Prevalence of Barrett's esophagus by endoscopy and histologic studies: a prospective evaluation of 306 control subjects and 376 patients with symptoms of gastroesophageal reflux

• Published in: Diseases of the esophagus Vol. 13; no. 1; pp. 5 - 11
• Main Authors: Csendes, A., Smok, G., Burdiles, P., Quesada, F., Huertas, C., Rojas, J., Korn, O.
• Format: Journal Article
• Language: English
• Published: Oxford UK Blackwell Science Pty 01.03.2000
• Subjects: Adult; Aged; Aged, 80 and over; Barrett Esophagus - complications; Barrett Esophagus - diagnosis; Barrett Esophagus - epidemiology; Esophagoscopy; Female; Gastroesophageal Reflux - complications; Gastroesophageal Reflux - diagnosis; Humans; Male; Middle Aged; Prevalence; Prospective Studies
• ISSN: 1120-8694; 1442-2050
• DOI: 10.1046/j.1442-2050.2000.00065.x

The classic endoscopic diagnosis of a Barrett’s esophagus (BE) is based on the finding of ≥3 cm, of distal esophagus covered by specialized columnar epithelium.
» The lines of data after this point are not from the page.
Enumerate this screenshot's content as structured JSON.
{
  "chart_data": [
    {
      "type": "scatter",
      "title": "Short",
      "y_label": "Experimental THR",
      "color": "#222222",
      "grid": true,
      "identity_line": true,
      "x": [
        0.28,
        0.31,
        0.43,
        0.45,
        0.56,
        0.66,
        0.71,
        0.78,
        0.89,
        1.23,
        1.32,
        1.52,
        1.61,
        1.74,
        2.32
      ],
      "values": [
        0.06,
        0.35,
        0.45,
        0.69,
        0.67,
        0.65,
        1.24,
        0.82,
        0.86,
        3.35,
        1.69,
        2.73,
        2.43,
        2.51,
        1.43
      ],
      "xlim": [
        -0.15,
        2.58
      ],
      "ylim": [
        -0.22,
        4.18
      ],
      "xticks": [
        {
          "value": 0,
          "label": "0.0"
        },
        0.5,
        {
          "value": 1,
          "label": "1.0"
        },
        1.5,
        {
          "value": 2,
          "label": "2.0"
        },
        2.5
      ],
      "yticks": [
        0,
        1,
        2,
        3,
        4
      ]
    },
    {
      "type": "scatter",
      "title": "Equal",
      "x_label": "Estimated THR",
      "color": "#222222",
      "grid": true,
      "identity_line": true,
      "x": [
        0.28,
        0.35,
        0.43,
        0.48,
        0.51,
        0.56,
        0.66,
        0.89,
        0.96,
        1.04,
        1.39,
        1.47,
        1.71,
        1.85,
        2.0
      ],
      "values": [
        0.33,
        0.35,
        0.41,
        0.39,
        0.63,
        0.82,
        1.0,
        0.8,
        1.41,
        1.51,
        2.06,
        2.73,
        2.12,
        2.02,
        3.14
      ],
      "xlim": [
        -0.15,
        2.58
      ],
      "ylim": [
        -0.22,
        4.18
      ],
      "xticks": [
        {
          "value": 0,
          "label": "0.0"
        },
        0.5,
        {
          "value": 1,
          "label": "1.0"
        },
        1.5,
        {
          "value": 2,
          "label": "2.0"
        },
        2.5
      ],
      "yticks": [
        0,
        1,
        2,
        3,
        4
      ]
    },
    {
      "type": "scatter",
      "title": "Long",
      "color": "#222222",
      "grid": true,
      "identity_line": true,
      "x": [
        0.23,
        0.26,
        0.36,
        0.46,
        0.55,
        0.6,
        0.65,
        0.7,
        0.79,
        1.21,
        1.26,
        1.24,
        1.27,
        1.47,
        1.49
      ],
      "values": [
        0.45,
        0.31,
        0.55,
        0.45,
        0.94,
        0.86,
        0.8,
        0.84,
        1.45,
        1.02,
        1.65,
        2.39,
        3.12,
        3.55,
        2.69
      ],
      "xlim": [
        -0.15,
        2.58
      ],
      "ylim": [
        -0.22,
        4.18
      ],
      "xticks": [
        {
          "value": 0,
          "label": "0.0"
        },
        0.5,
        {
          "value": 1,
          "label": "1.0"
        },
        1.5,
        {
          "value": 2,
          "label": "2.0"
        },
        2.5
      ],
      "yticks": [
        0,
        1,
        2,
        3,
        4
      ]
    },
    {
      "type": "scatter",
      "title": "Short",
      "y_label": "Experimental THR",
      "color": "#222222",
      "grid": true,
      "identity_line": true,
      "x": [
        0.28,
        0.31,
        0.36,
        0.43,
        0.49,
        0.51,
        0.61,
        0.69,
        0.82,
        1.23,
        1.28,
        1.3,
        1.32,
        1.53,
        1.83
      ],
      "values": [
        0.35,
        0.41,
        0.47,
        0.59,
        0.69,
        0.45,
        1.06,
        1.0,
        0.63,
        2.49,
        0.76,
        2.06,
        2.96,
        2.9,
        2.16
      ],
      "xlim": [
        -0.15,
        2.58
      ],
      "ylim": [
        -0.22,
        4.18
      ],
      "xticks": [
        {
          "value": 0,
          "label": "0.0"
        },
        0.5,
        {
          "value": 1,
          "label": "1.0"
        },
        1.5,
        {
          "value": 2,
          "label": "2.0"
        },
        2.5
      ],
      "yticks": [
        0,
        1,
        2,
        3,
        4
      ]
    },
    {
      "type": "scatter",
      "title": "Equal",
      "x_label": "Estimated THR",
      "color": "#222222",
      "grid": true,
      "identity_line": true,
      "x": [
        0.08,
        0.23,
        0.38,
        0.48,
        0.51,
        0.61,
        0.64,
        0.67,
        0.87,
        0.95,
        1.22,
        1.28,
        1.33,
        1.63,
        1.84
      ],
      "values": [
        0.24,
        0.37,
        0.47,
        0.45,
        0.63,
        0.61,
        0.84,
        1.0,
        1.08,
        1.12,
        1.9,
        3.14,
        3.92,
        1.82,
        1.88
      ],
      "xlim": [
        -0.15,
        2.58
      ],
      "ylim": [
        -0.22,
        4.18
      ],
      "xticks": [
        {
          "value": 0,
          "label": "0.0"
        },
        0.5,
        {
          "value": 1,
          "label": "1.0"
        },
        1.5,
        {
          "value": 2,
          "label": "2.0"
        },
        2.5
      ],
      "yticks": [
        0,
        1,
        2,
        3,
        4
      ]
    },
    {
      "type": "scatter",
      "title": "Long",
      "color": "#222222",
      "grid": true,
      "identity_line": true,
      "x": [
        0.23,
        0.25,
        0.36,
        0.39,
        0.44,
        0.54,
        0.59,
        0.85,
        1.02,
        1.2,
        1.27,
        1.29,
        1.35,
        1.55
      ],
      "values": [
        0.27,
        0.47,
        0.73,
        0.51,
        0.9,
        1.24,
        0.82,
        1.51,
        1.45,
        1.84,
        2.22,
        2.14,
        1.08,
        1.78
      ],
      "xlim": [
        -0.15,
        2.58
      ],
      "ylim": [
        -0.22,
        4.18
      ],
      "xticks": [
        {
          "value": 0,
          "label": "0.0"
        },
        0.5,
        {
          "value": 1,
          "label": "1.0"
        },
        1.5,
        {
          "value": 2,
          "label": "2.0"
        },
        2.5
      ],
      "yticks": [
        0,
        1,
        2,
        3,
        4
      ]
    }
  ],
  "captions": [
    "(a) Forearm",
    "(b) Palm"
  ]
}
However, currently, it is based on the finding of intestinal metaplasia (IM) at the squamous–columnar mucosal junction, independent of its extent. The aim of this study was to determine the prevalence of Barrett’s esophagus by endoscopic and histological findings in control subjects and in patients with symptoms of gastroesophageal reflux (GER). Three hundred and six control subjects and 376 patients with symptoms of gastroesophageal reflux were included in this prospective study. Patients with Barrett’s esophagus were classified in three groups as follows. 1. Intestinal metaplasia at the cardia. When endoscopy showed non‐Barrett’s esophagus, but histological intestinal metaplasia was found. 2. Short‐segment Barrett’s esophagus. When <3 cm, was covered with tongues or finger‐like or creeping substitution of distal esophagus. 3. Long‐segment Barrett’s esophagus. When >3 cm, of distal esophagus was covered by specialized columnar epithelium. Two biopsies at the antrum, four biopsies at the squamous–columnar junction and one or two at the distal esophagus were taken. In control subjects, 1.6% showed histological IM at the esophagogastric junction. In patients with GER without esophagitis or with erosive esophagitis, IM was found in 18% and 10.7% respectively. ‘Short‐segment’ Barrett’s esophagus was three times more frequent than ‘long‐segment’ Barrett’s esophagus. Patients with Barrett’s esophagus were significantly older than the other groups. The presence of complications or erosions, peptic ulcer or stricture were significantly more frequent among patients with ‘long‐segment’ Barrett’s esophagus (p < 0.0001). The prevalence of dysplasia was similar in all groups of patients with Barrett’s esophagus. Complications such as ulcers, stricture and dysplasia were exclusively seen among patients with BE, whereas non‐Barrett’s patients did not exhibit these complications. In control subjects, IM can be found in a low percentage of cases. Among patients with symptoms of GER, the classic endoscopic diagnosis of a Barrett’s esophagus can underestimate this condition in 80% of the cases. Patients with intestinal metaplasia at the cardia already present 17% of the cases with low‐grade dysplasia. In all patients with symptoms of GER, systematic biopsies at the squamous–columnar junction should be taken.